O ex-subdiretor-geral da Justiça Tributária e Aduaneira recorda uma informação de 10 de outubro da Área de Segurança Informática (ASI), que dava conta da implementação "de uma nova metodologia de proteção e segurança dos dados pessoais dos contribuintes".
José Maria Pires refere que, perante a constatação de um "aumento significativo de consultas a dados fiscais sigilosos de contribuintes e de violação do direito ao sigilo fiscal", a ASI informava que "o controlo efetuado era apenas reativo" e que, por isso, propunha-se que "se implementassem diversas medidas com um efeito preventivo, no sentido de obstar à violação do sigilo fiscal".
"Concordando com a necessidade de criação de um sistema proativo, que atuasse de forma prévia à efetiva violação do direito ao sigilo fiscal, remeti a informação à Direção de Serviços de Auditoria Interna (DSAI), solicitando-lhe a elaboração de um relatório" sobre os acessos indevidos a informação fiscal até ao final do ano passado, afirma o subdiretor-geral demissionário, acrescentando que esse relatório nunca foi apresentado.
José Maria Pires sublinha que esta foi a sua "única intervenção" no processo e assegura que "não recebeu instruções de ninguém" para avançar com o sistema, reiterando que apenas concordou com a "avaliação da hipótese de substituição de uma ação meramente reativa da AT perante a violação consumada de um dever, pela implementação de diversas medidas preventivas, que obstassem a violação" do direito do sigilo fiscal.
"Jamais pretendemos proteger contribuintes contra a atuação legal da administração fiscal, mas apenas contra a devassa de dados pessoais e a violação do direito ao sigilo fiscal", assegura.
No final da carta de despedida, José Maria Pires afirma que "as instituições sobrepõem-se às pessoas que as servem", e defende a equipa e a missão da AT, considerando que "engrandece o país".
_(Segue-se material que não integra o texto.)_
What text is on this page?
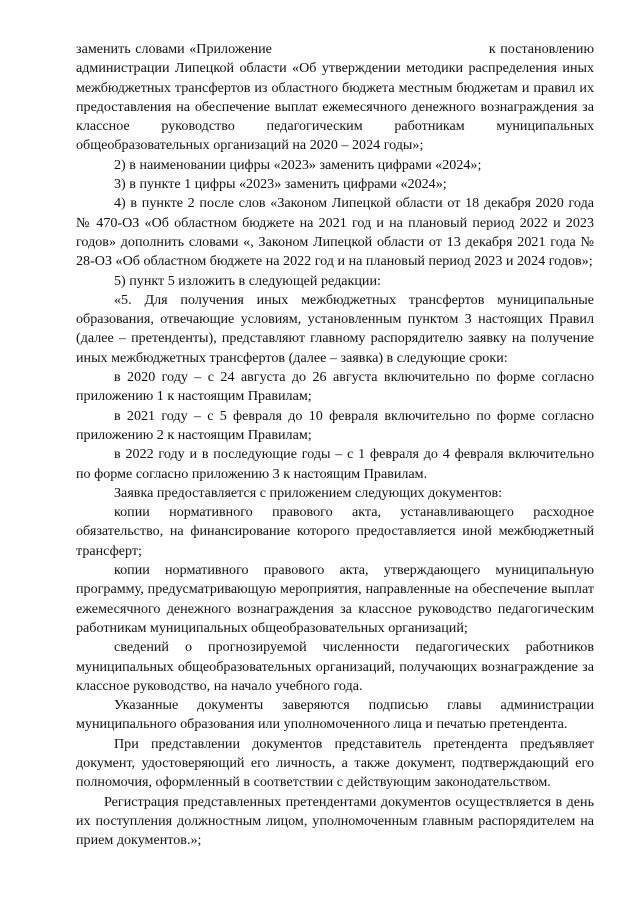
заменить словами «Приложение                                                к постановлению администрации Липецкой области «Об утверждении методики распределения иных межбюджетных трансфертов из областного бюджета местным бюджетам и правил их предоставления на обеспечение выплат ежемесячного денежного вознаграждения за классное руководство педагогическим работникам муниципальных общеобразовательных организаций на 2020 – 2024 годы»;

2) в наименовании цифры «2023» заменить цифрами «2024»;

3) в пункте 1 цифры «2023» заменить цифрами «2024»;

4) в пункте 2 после слов «Законом Липецкой области от 18 декабря 2020 года № 470-ОЗ «Об областном бюджете на 2021 год и на плановый период 2022 и 2023 годов» дополнить словами «, Законом Липецкой области от 13 декабря 2021 года № 28-ОЗ «Об областном бюджете на 2022 год и на плановый период 2023 и 2024 годов»;

5) пункт 5 изложить в следующей редакции:

«5. Для получения иных межбюджетных трансфертов муниципальные образования, отвечающие условиям, установленным пунктом 3 настоящих Правил (далее – претенденты), представляют главному распорядителю заявку на получение иных межбюджетных трансфертов (далее – заявка) в следующие сроки:

в 2020 году – с 24 августа до 26 августа включительно по форме согласно приложению 1 к настоящим Правилам;

в 2021 году – с 5 февраля до 10 февраля включительно по форме согласно приложению 2 к настоящим Правилам;

в 2022 году и в последующие годы – с 1 февраля до 4 февраля включительно по форме согласно приложению 3 к настоящим Правилам.

Заявка предоставляется с приложением следующих документов:

копии нормативного правового акта, устанавливающего расходное обязательство, на финансирование которого предоставляется иной межбюджетный трансферт;

копии нормативного правового акта, утверждающего муниципальную программу, предусматривающую мероприятия, направленные на обеспечение выплат ежемесячного денежного вознаграждения за классное руководство педагогическим работникам муниципальных общеобразовательных организаций;

сведений о прогнозируемой численности педагогических работников муниципальных общеобразовательных организаций, получающих вознаграждение за классное руководство, на начало учебного года.

Указанные документы заверяются подписью главы администрации муниципального образования или уполномоченного лица и печатью претендента.

При представлении документов представитель претендента предъявляет документ, удостоверяющий его личность, а также документ, подтверждающий его полномочия, оформленный в соответствии с действующим законодательством.

Регистрация представленных претендентами документов осуществляется в день их поступления должностным лицом, уполномоченным главным распорядителем на прием документов.»;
José Maria Pires é a segunda "baixa" causada pela lista VIP na AT, que se demitiu na quarta-feira, no mesmo dia em que também o diretor-geral da AT, António Brigas Afonso, colocou o lugar à disposição da ministra das Finanças.
Na carta enviada na quarta-feira aos trabalhadores, o diretor-geral demissionário defendeu que "a importância e a sensibilidade da proteção dos dados pessoais dos contribuintes exigem da AT a adoção de metodologias preventivas, e não apenas reativas, contra a intrusão e o acesso ilícito", acrescentando que "estavam a ser ponderadas novas alternativas", mas que "nenhuma tinha sido até agora implementada", e sublinhando que a lista VIP "não existe e nunca existiu".